Petunjuk: Pasangkan pernyataan pada kolom A dengan jawaban yang tepat pada kolom B.
Kolom A Kolom B
1. Tjoa A. Makanan menjadi lebih sesuai dengan selera masyarakat
2. Mbok Rono B. Tokoh yang memberi saran perubahan resep
3. Lumpia C. Pedagang makanan keturunan Tionghoa
4. Kerja sama D. Makanan khas Semarang
5. Perubahan bahan dan bumbu E. Membuat hasil yang baik dan disukai banyak orang

Kunci Jawaban:
  1. C
  2. B
  3. D
  4. E
  5. A

C. Benar atau Salah (5 Soal)

Bacalah pernyataan berikut! Beri tanda centang (✓) pada kolom Benar atau Salah berdasarkan teks!
Pernyataan Benar Salah
1. Lumpia awalnya dibuat agar sesuai dengan selera masyarakat setempat.
2. Mbok Rono menerima makanan Tjoa lalu memberi saran perbaikan.
3. Lumpia menjadi terkenal karena kerja sama dua tokoh yang saling menghargai.
4. Kata penghubung “namun” digunakan untuk menyatakan penambahan informasi.
5. Cerita tersebut menunjukkan bahwa perbedaan budaya dapat menjadi kekuatan jika dikelola dengan baik.

D. Pilihan Ganda Kompleks (5 Soal)

Pilihlah dua jawaban yang benar dari setiap soal!

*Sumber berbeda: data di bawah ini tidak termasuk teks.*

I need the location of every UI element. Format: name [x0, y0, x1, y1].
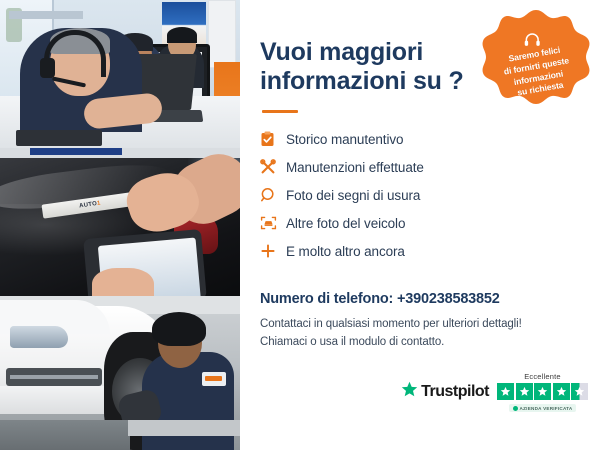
- heading-line-1: Vuoi maggiori: [260, 38, 423, 66]
- wall-poster-secondary: [208, 0, 236, 68]
- feature-list: Storico manutentivo Manutenzioni effettu…: [260, 125, 578, 265]
- photo-vehicle-inspection: AUTO1: [0, 148, 240, 296]
- list-item: E molto altro ancora: [260, 237, 578, 265]
- blue-strip: [30, 148, 122, 155]
- phone-label: Numero di telefono:: [260, 291, 393, 307]
- contact-instructions: Contattaci in qualsiasi momento per ulte…: [260, 316, 578, 352]
- feature-label: Altre foto del veicolo: [286, 216, 405, 231]
- contact-line-2: Chiamaci o usa il modulo di contatto.: [260, 334, 578, 352]
- verified-check-icon: [513, 406, 518, 411]
- star-half: [571, 383, 588, 400]
- feature-label: Foto dei segni di usura: [286, 188, 420, 203]
- badge-starburst-shape: [480, 8, 592, 120]
- star-filled: [553, 383, 570, 400]
- monitor-screen-bar: [9, 11, 83, 19]
- car-grille: [6, 368, 102, 386]
- workshop-bench: [128, 420, 240, 436]
- list-item: Altre foto del veicolo: [260, 209, 578, 237]
- mechanic-uniform-badge: [202, 372, 226, 386]
- photo-wheel-service: [0, 296, 240, 450]
- vehicle-frame-icon: [260, 215, 286, 231]
- clipboard-check-icon: [260, 131, 286, 147]
- trustpilot-rating: Eccellente: [497, 372, 588, 412]
- feature-label: Storico manutentivo: [286, 132, 403, 147]
- keyboard: [16, 130, 102, 146]
- promo-banner: AUTO1 Vuoi maggiori: [0, 0, 600, 450]
- trustpilot-widget[interactable]: Trustpilot Eccellente: [401, 372, 588, 412]
- photo-collage: AUTO1: [0, 0, 240, 450]
- heading-line-2: informazioni su ?: [260, 67, 464, 95]
- crossed-tools-icon: [260, 159, 286, 175]
- trustpilot-star-icon: [401, 381, 418, 403]
- contact-line-1: Contattaci in qualsiasi momento per ulte…: [260, 316, 578, 334]
- car-lift-platform: [0, 420, 130, 450]
- content-panel: Vuoi maggiori informazioni su ? Storico …: [240, 0, 600, 450]
- inspector-hand-holding-tablet: [92, 268, 154, 296]
- star-filled: [534, 383, 551, 400]
- list-item: Storico manutentivo: [260, 125, 578, 153]
- verified-badge: AZIENDA VERIFICATA: [509, 404, 577, 412]
- mechanic-hair: [152, 312, 206, 346]
- star-filled: [497, 383, 514, 400]
- trustpilot-logo: Trustpilot: [401, 381, 489, 403]
- feature-label: E molto altro ancora: [286, 244, 405, 259]
- magnifier-icon: [260, 187, 286, 203]
- agent-three-hair: [167, 27, 197, 43]
- plus-icon: [260, 243, 286, 259]
- title-divider: [262, 110, 298, 113]
- phone-number-line: Numero di telefono: +390238583852: [260, 291, 578, 307]
- star-rating: [497, 383, 588, 400]
- verified-label: AZIENDA VERIFICATA: [520, 406, 573, 411]
- page-title: Vuoi maggiori informazioni su ?: [260, 38, 475, 96]
- car-headlight: [10, 326, 68, 348]
- agent-one-headset-earcup: [40, 58, 55, 78]
- photo-call-center: [0, 0, 240, 148]
- phone-number[interactable]: +390238583852: [397, 291, 500, 307]
- trustpilot-wordmark: Trustpilot: [421, 383, 489, 401]
- star-filled: [516, 383, 533, 400]
- list-item: Foto dei segni di usura: [260, 181, 578, 209]
- list-item: Manutenzioni effettuate: [260, 153, 578, 181]
- feature-label: Manutenzioni effettuate: [286, 160, 424, 175]
- callout-badge: Saremo felici di fornirti queste informa…: [480, 8, 592, 120]
- rating-label: Eccellente: [524, 372, 561, 381]
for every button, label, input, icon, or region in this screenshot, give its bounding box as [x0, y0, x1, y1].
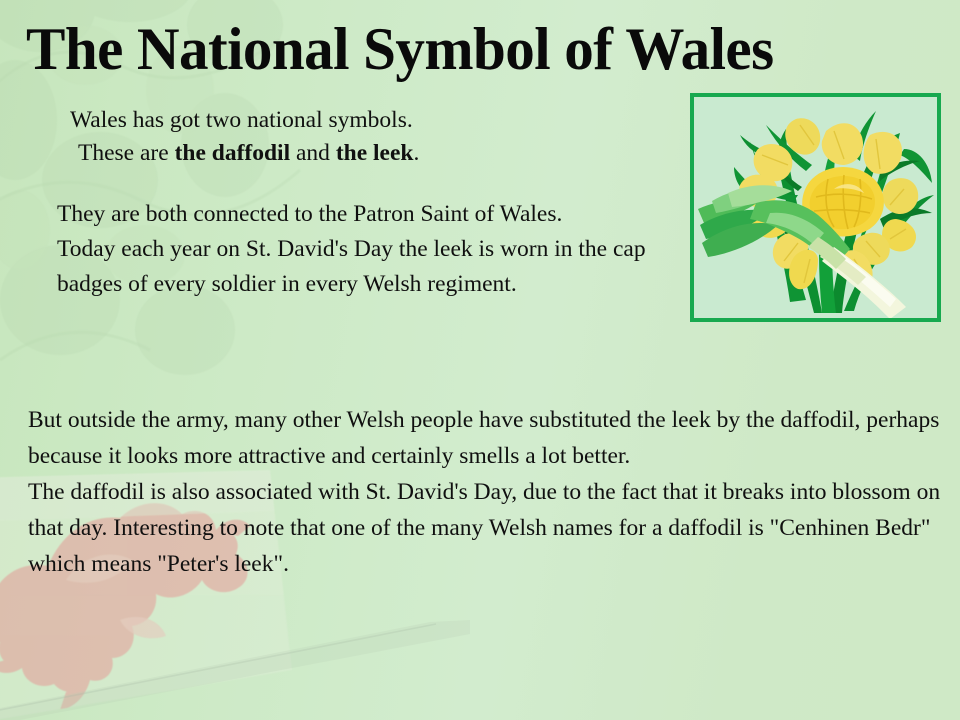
intro-bold-daffodil: the daffodil	[175, 140, 291, 166]
slide-canvas: The National Symbol of Wales Wales has g…	[0, 0, 960, 720]
intro-line-2: These are the daffodil and the leek.	[70, 137, 670, 170]
outside-paragraph-1: But outside the army, many other Welsh p…	[28, 402, 948, 474]
daffodil-leek-picture	[690, 93, 941, 322]
intro-text-block: Wales has got two national symbols. Thes…	[70, 104, 670, 170]
patron-paragraph-1: They are both connected to the Patron Sa…	[57, 197, 672, 232]
sheen-watermark	[0, 590, 470, 720]
daffodil-leek-illustration	[694, 97, 937, 318]
page-title: The National Symbol of Wales	[26, 14, 948, 84]
intro-line-1: Wales has got two national symbols.	[70, 104, 670, 137]
intro-line-2-prefix: These are	[78, 140, 175, 166]
patron-paragraph-2: Today each year on St. David's Day the l…	[57, 232, 672, 302]
intro-line-2-middle: and	[290, 140, 336, 166]
intro-line-2-suffix: .	[413, 140, 419, 166]
intro-bold-leek: the leek	[336, 140, 414, 166]
patron-text-block: They are both connected to the Patron Sa…	[57, 197, 672, 302]
outside-text-block: But outside the army, many other Welsh p…	[28, 402, 948, 582]
outside-paragraph-2: The daffodil is also associated with St.…	[28, 474, 948, 582]
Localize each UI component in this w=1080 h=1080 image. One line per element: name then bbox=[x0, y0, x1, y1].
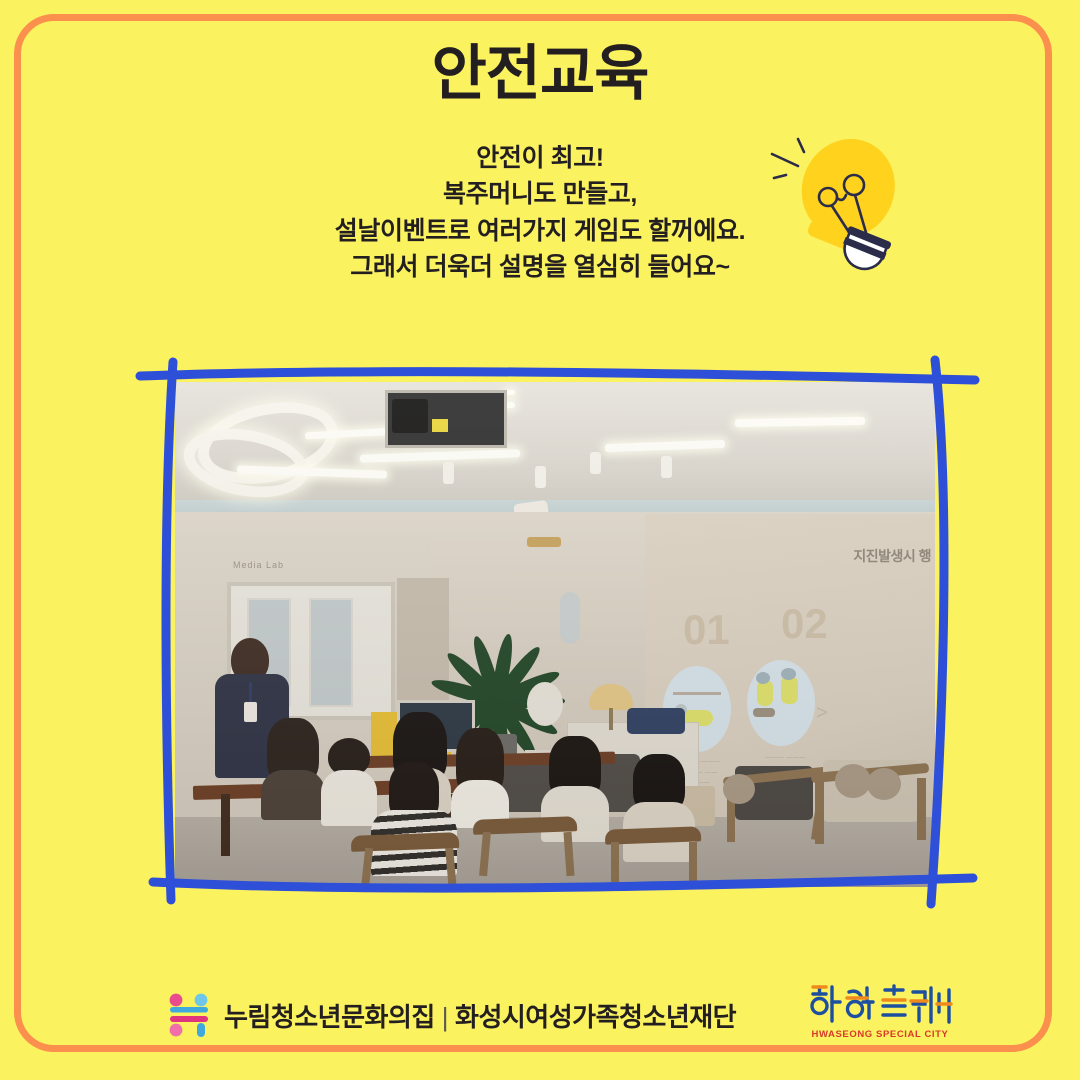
slide-title: 지진발생시 행 bbox=[853, 546, 931, 566]
footer-org-primary: 누림청소년문화의집 bbox=[224, 1002, 435, 1032]
student-figure-striped bbox=[371, 762, 457, 872]
footer-org-text: 누림청소년문화의집|화성시여성가족청소년재단 bbox=[224, 997, 736, 1034]
ceiling-projector bbox=[385, 390, 507, 448]
footer-separator: | bbox=[442, 1002, 448, 1032]
wall-sign: Media Lab bbox=[233, 560, 284, 570]
nurim-logo bbox=[168, 992, 210, 1038]
slide-step-2: 02 bbox=[781, 600, 828, 648]
student-figure bbox=[451, 728, 509, 820]
footer-org-secondary: 화성시여성가족청소년재단 bbox=[455, 1002, 736, 1032]
slide-step-1: 01 bbox=[683, 606, 730, 654]
hwaseong-city-logo: HWASEONG SPECIAL CITY bbox=[800, 982, 960, 1040]
hwaseong-city-wordmark bbox=[807, 982, 953, 1026]
student-figure bbox=[261, 718, 325, 814]
lightbulb-icon bbox=[762, 122, 922, 284]
classroom-photo: Media Lab 지진발생시 행 01 02 > bbox=[175, 382, 935, 887]
hwaseong-city-subtext: HWASEONG SPECIAL CITY bbox=[800, 1029, 960, 1040]
footer: 누림청소년문화의집|화성시여성가족청소년재단 bbox=[0, 975, 1080, 1055]
footer-org-block: 누림청소년문화의집|화성시여성가족청소년재단 bbox=[168, 975, 736, 1055]
page-title: 안전교육 bbox=[0, 42, 1080, 105]
student-figure bbox=[321, 738, 377, 824]
poster-card: 안전교육 안전이 최고! 복주머니도 만들고, 설날이벤트로 여러가지 게임도 … bbox=[0, 0, 1080, 1080]
photo-block: Media Lab 지진발생시 행 01 02 > bbox=[135, 352, 980, 912]
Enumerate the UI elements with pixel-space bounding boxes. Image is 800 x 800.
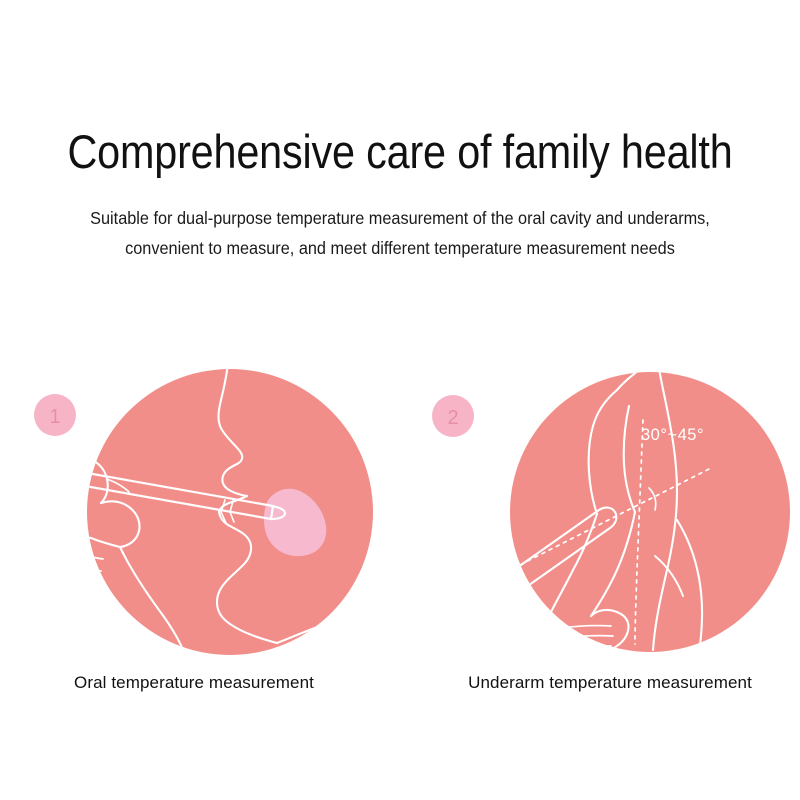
steps-container: 1 Oral temperature measurement bbox=[0, 360, 800, 720]
page-subtitle-line-1: Suitable for dual-purpose temperature me… bbox=[65, 203, 735, 233]
fist-finger-line-3 bbox=[565, 646, 611, 648]
angle-label: 30°~45° bbox=[641, 426, 704, 444]
page-title: Comprehensive care of family health bbox=[48, 124, 752, 180]
underarm-illustration-circle: 30°~45° 2 bbox=[415, 360, 785, 660]
underarm-illustration-svg: 30°~45° 2 bbox=[415, 360, 785, 660]
step-oral: 1 Oral temperature measurement bbox=[15, 360, 385, 710]
step-underarm: 30°~45° 2 Underarm temperature measureme… bbox=[415, 360, 785, 710]
page-subtitle-line-2: convenient to measure, and meet differen… bbox=[65, 233, 735, 263]
hand-outer-edge bbox=[51, 480, 91, 538]
oral-illustration-svg: 1 bbox=[15, 360, 385, 660]
underarm-caption: Underarm temperature measurement bbox=[425, 672, 795, 694]
page-subtitle: Suitable for dual-purpose temperature me… bbox=[65, 203, 735, 263]
step-badge-number-oral: 1 bbox=[49, 406, 60, 428]
oral-caption: Oral temperature measurement bbox=[9, 672, 379, 694]
step-badge-number-underarm: 2 bbox=[447, 407, 458, 429]
curled-finger-3 bbox=[75, 572, 99, 582]
oral-illustration-circle: 1 bbox=[15, 360, 385, 660]
product-infographic-page: Comprehensive care of family health Suit… bbox=[0, 0, 800, 800]
hand-knuckle-edge bbox=[53, 470, 63, 480]
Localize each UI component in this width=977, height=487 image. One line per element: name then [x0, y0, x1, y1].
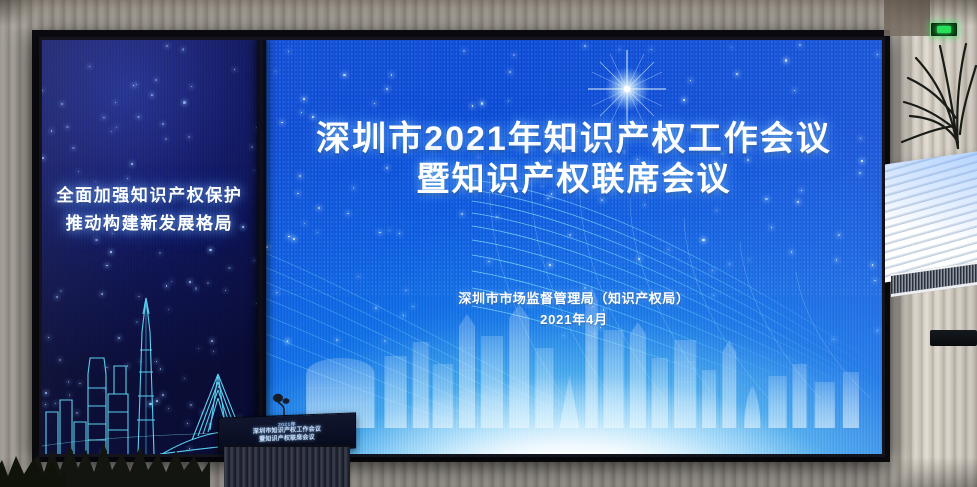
- presentation-headline: 深圳市2021年知识产权工作会议 暨知识产权联席会议: [266, 120, 882, 200]
- screen-main-panel: 深圳市2021年知识产权工作会议 暨知识产权联席会议 深圳市市场监督管理局（知识…: [266, 40, 882, 454]
- exit-sign: [931, 23, 957, 36]
- plant-far-left: [0, 452, 66, 487]
- screen-panel-divider: [257, 40, 266, 454]
- slogan-text: 全面加强知识产权保护 推动构建新发展格局: [42, 182, 257, 237]
- plant-right: [896, 30, 977, 150]
- led-screen: 全面加强知识产权保护 推动构建新发展格局: [39, 37, 885, 457]
- wall-mounted-device: [930, 330, 977, 346]
- slogan-line-1: 全面加强知识产权保护: [42, 182, 257, 210]
- speaker-podium: 2021年 深圳市知识产权工作会议 暨知识产权联席会议: [218, 415, 356, 487]
- title-line-1: 深圳市2021年知识产权工作会议: [266, 120, 882, 159]
- organizer-text: 深圳市市场监督管理局（知识产权局）: [266, 289, 882, 309]
- podium-body: [224, 445, 350, 487]
- horizon-glow: [266, 320, 882, 454]
- exit-icon: [937, 26, 951, 33]
- screen-left-panel: 全面加强知识产权保护 推动构建新发展格局: [42, 40, 257, 454]
- slogan-line-2: 推动构建新发展格局: [42, 210, 257, 238]
- title-line-2: 暨知识产权联席会议: [266, 159, 882, 199]
- ceiling-shadow: [0, 0, 977, 26]
- conference-hall-scene: 全面加强知识产权保护 推动构建新发展格局: [0, 0, 977, 487]
- date-text: 2021年4月: [266, 309, 882, 331]
- presentation-subtitle: 深圳市市场监督管理局（知识产权局） 2021年4月: [266, 289, 882, 331]
- podium-sign-line-2: 暨知识产权联席会议: [259, 435, 315, 445]
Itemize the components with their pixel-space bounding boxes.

1. Perhatikan kalimat berikut:
“Lumpia menjadi makanan khas Semarang karena rasanya lezat dan mudah diterima masyarakat.”
Mengapa lumpia disukai berdasarkan kalimat tersebut?
A. Rasanya lezat
B. Harganya selalu mahal
C. Mudah diterima masyarakat
D. Hanya dibuat oleh satu orang

2. Pilih urutan peristiwa yang benar berdasarkan cerita?
A. Tjoa membuat makanan khas
B. Lumpia langsung terkenal tanpa perubahan
C. Mbok Rono memberi saran
D. Makanan diubah agar sesuai selera masyarakat

3. Nilai moral yang terkandung dalam cerita adalah ....
A. saling menghargai
B. saling memaksa pendapat sendiri
C. bersikap sombong
D. kerja sama 

4. Kata penghubung antarkalimat yang dapat digunakan untuk menyatakan hubungan sebab-akibat adalah ....
A. oleh karena itu
B. namun
C. karena itu
D. tetapi

5. Informasi yang sesuai dengan isi teks adalah ....
A. berasal dari makanan laut
B. hasil kerja dua budaya 
C. hanya dikenal luar negeri
D. penting menerima saran 

F. Soal Essay (2 Soal)

  1. Jelaskan mengapa cerita asal-usul lumpia dapat dianggap sebagai cerita yang mengandung pesan persatuan!
  2. Buatlah dua kalimat baru yang menggunakan kata penghubung antarkalimat, lalu jelaskan fungsi kata penghubung tersebut!
Kunci Jawaban: 
  1. Pedoman jawaban: Peserta didik menjelaskan bahwa cerita lumpia menunjukkan kerja sama antara dua tokoh dari latar budaya berbeda. Mereka saling menghargai, menerima saran, dan menghasilkan makanan yang disukai banyak orang. Hal ini menggambarkan persatuan, kebersamaan, dan sikap menghormati perbedaan.
  2. Contoh jawaban:
    • “Aku sudah belajar membuat lumpia. Kemudian, aku membantu ibu menyiapkan bahan.”
    • “Lumpia terasa lezat. Oleh karena itu, banyak orang menyukainya.”
    • Penjelasan: “Kemudian” berfungsi untuk menyatakan urutan peristiwa. “Oleh karena itu” berfungsi untuk menyatakan akibat atau kesimpulan.